In order to perform the below PowerShell code to document we need to connect to the Security and Compliance PowerShell endpoint with Connect-IPPSSession, which is part of the Exchange Online Management PowerShell module. Below are some samples of how to gather high-level data on Purview components.
Why document these features? Custom Sensitive Information Types (SITs) are important as these were created in the source tenant and will not be in the destination tenant. DLP Policies were used to apply SITs in the source tenant and may be needed in the destination tenant as well. Exact Data Match and Keyword Dictionaries are more complex SITs and exporting the settings for each will help recreate them in the destination tenant. The same can be said about Label Policies (Auto as well). Below is some sample code for this effort:
# Custom Sensitive Information Types
Get-DlpSensitiveInformationType | where {$_.Publisher -ne 'Microsoft Corporation'}
# DLP Policies
Get-DlpCompliancePolicy | ft DisplayName,Type,*location,enabled
# Exact Data Match (EDM)
Get-DlpEdmSchema | ft
# Keyword Dictionaries
Get-DlpKeywordDictionary | ft
# Label Policies
Get-AutoSensitivityLabelPolicy
Get-LabelPolicy
Documenting Purview settings will require screenshots or PowerShell. Prior to documenting, verify with the destination tenant administrators and IT management what settings will carry forward. If Labels are needed, make sure to document those settings and copy them into the destination tenant. Advanced planning will be needed to determine what documents were labeled in workloads like SharePoint, OneDrive, Teams, or even local File Servers if utilizing the Microsoft Purview Scanner product. If your organization is heavily invested in labeling, it will take some time to document the files affected and the labels used. Using PowerShell to discover these documents will speed up the process (SharePoint Example).

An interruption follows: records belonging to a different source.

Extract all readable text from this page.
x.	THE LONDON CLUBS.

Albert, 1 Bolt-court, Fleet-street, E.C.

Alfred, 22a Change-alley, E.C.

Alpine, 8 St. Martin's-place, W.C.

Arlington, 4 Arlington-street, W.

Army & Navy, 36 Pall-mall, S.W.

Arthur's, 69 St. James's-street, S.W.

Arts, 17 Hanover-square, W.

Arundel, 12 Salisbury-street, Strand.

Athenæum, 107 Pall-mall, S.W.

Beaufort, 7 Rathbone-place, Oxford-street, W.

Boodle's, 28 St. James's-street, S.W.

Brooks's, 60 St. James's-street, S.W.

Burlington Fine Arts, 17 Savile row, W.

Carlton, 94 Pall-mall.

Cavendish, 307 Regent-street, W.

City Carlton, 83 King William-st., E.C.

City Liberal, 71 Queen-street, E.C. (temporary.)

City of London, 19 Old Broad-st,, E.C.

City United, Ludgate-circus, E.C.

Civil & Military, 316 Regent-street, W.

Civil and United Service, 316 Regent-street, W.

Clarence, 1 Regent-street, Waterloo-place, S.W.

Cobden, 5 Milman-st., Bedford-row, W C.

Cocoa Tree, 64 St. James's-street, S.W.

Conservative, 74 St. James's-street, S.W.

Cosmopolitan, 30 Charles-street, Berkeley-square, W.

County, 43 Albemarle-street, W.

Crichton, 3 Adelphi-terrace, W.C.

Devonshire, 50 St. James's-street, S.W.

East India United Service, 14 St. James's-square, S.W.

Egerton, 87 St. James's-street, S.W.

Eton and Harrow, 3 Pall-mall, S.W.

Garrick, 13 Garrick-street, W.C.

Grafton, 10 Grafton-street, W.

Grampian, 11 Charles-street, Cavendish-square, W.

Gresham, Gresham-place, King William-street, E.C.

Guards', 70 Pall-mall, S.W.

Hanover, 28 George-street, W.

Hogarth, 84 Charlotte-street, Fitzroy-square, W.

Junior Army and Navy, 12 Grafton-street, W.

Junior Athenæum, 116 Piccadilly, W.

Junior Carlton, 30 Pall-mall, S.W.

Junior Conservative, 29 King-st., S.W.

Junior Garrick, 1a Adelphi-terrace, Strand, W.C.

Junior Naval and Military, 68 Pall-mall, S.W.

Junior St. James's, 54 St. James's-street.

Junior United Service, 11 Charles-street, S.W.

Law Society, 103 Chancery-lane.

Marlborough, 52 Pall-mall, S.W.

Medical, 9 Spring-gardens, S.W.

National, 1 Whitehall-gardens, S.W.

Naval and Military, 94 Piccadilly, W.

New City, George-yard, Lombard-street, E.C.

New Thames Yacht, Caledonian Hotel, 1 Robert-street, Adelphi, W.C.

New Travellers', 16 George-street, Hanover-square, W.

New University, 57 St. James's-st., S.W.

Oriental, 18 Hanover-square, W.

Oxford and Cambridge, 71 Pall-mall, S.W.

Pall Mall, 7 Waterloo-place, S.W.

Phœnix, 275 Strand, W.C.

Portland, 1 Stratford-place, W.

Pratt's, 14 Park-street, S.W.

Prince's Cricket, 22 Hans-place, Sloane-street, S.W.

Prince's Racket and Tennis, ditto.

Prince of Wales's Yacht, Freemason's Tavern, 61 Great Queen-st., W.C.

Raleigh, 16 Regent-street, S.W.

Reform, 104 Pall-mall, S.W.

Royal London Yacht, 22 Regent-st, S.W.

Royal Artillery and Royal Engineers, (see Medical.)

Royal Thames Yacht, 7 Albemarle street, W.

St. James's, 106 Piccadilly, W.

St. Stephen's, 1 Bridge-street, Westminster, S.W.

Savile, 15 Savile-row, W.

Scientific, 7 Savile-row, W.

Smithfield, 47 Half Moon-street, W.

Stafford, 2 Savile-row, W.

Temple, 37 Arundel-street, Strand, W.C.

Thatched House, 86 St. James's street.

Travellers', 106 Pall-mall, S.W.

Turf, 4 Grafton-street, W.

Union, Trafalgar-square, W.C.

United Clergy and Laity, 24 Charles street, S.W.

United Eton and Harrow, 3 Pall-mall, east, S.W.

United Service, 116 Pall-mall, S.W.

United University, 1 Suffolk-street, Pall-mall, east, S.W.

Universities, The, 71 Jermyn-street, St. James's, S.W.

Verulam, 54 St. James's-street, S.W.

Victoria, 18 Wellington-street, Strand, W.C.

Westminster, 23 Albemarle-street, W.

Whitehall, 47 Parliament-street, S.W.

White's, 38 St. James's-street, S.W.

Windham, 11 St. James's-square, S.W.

Sensitivity Labels may require more effort to move to a new tenant if they need to be moved and so documenting them will require a script along the lines documented here. Protected documents will need labels removed prior to moving to another tenant, migrating the files, and then applying labels in the destination tenant. This process should be planned, tested, and then executed prior to Lights Out in the source tenant. Encrypted file decryption can be performed in eDiscovery, but there are limitations to be aware of. Users with locally encrypted files will also need to remove encryption using File Explorer.
Turning Off the Lights
At this point, we should be ready to stop using the original tenant and can turn off the lights. Make sure to get all stakeholders to sign off on their respective areas of this tenant, making copies of this document for yourself and your manager.
Off It Goes
Then remove all licenses/subscriptions and billing information, remove payment methods, and make sure any existing agreements will expire without auto-renewal. With only the Break Glass account with access, carefully secured, the tenant should now be inactive, and all data removed after 30 days By Microsoft. We can also forcibly remove a tenant following the steps in this Microsoft document. Depending on your requirements, performing a backup to capture data is an option provided by third parties such as Veeam.